Est-ce possible qu'à partir d'une terrasse de café l'on peut croire comprendre un pays ? Diagnostiquer des passants ? Extirper ses illusions ? Un café, s'il vous plaît? sans sucre !

Sans sucre ? On n'a pas besoin de le dire. Ici l'on n'encourage pas « le sucrage ». L'ignoble diabète qui décristallise l'industrie sucrière, tient plusieurs mondes par le bout d'un doigt éternellement piqué. Il est dans les rayons sans gluten, en light installés dans toutes les surfaces de vente. La gourmandise est un péché diététique. Bon bref? fixé à une chaise en osier, s'accoudant à une table, vrai guéridon, je vois des histoires circuler, des légendes mourir, des souvenirs rejaillir. Les gens ne cessent de bouger. La ville n'a plus de destination précise. Tous les sens sont valables. Il n'y a plus de limites entre la gauche et la droite la plus envahissante. Seuls parfois des panneaux tiennent à signaler aux gens des passages obligatoires, d'autres interdits.

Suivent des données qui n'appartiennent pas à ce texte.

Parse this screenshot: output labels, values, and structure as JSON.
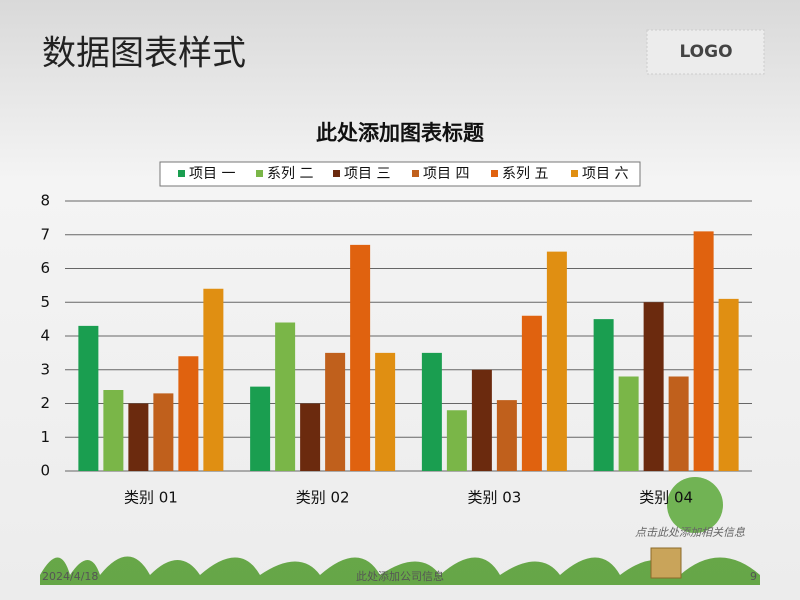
{
  "header": {
    "title": "数据图表样式",
    "logo": "LOGO"
  },
  "chart_data": {
    "type": "bar",
    "title": "此处添加图表标题",
    "categories": [
      "类别 01",
      "类别 02",
      "类别 03",
      "类别 04"
    ],
    "series": [
      {
        "name": "项目 一",
        "color": "#1a9e50",
        "values": [
          4.3,
          2.5,
          3.5,
          4.5
        ]
      },
      {
        "name": "系列 二",
        "color": "#7ab648",
        "values": [
          2.4,
          4.4,
          1.8,
          2.8
        ]
      },
      {
        "name": "项目 三",
        "color": "#6b2a0e",
        "values": [
          2,
          2,
          3,
          5
        ]
      },
      {
        "name": "项目 四",
        "color": "#c0601c",
        "values": [
          2.3,
          3.5,
          2.1,
          2.8
        ]
      },
      {
        "name": "系列 五",
        "color": "#e0620f",
        "values": [
          3.4,
          6.7,
          4.6,
          7.1
        ]
      },
      {
        "name": "项目 六",
        "color": "#e08f12",
        "values": [
          5.4,
          3.5,
          6.5,
          5.1
        ]
      }
    ],
    "ylim": [
      0,
      8
    ],
    "yticks": [
      0,
      1,
      2,
      3,
      4,
      5,
      6,
      7,
      8
    ],
    "grid": true,
    "legend": "top"
  },
  "note": "点击此处添加相关信息",
  "footer": {
    "date": "2024/4/18",
    "company": "此处添加公司信息",
    "page": "9"
  }
}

La France est trop occupée aux affaires du monde pour s'occuper des siennes. Tout ce qui bouge en dehors de ses frontières la fait frémir. La où elle fonce, elle s'y enfonce. Toute la France, belle et épanouie qu'elle semble être est stressée. Elle est écrasée par le souci économique et l'agacement sécuritaire. Un simple sac abandonné fait rameuter toute une cavalerie d'artificiers, fait boucler le périmètre et fait donner en spectacle effrayant ce pays, paraissant si sûr, si vigilant, si confiant. Un perçant pet de mauvais pot d'échappement arrive à faire tressauter la multitude et battre le pavé par des bottes et du grand arsenal. Si la France continue à se contenir dans un rêve à finalité périlleuse pour de nombreux jeunes en quête de « liberté », c'est qu'elle va tuer ce rêve dans les dédales d'une procédure inégale et pernicieuse. La respiration, la mobilité, le sourire sont tous réglementés.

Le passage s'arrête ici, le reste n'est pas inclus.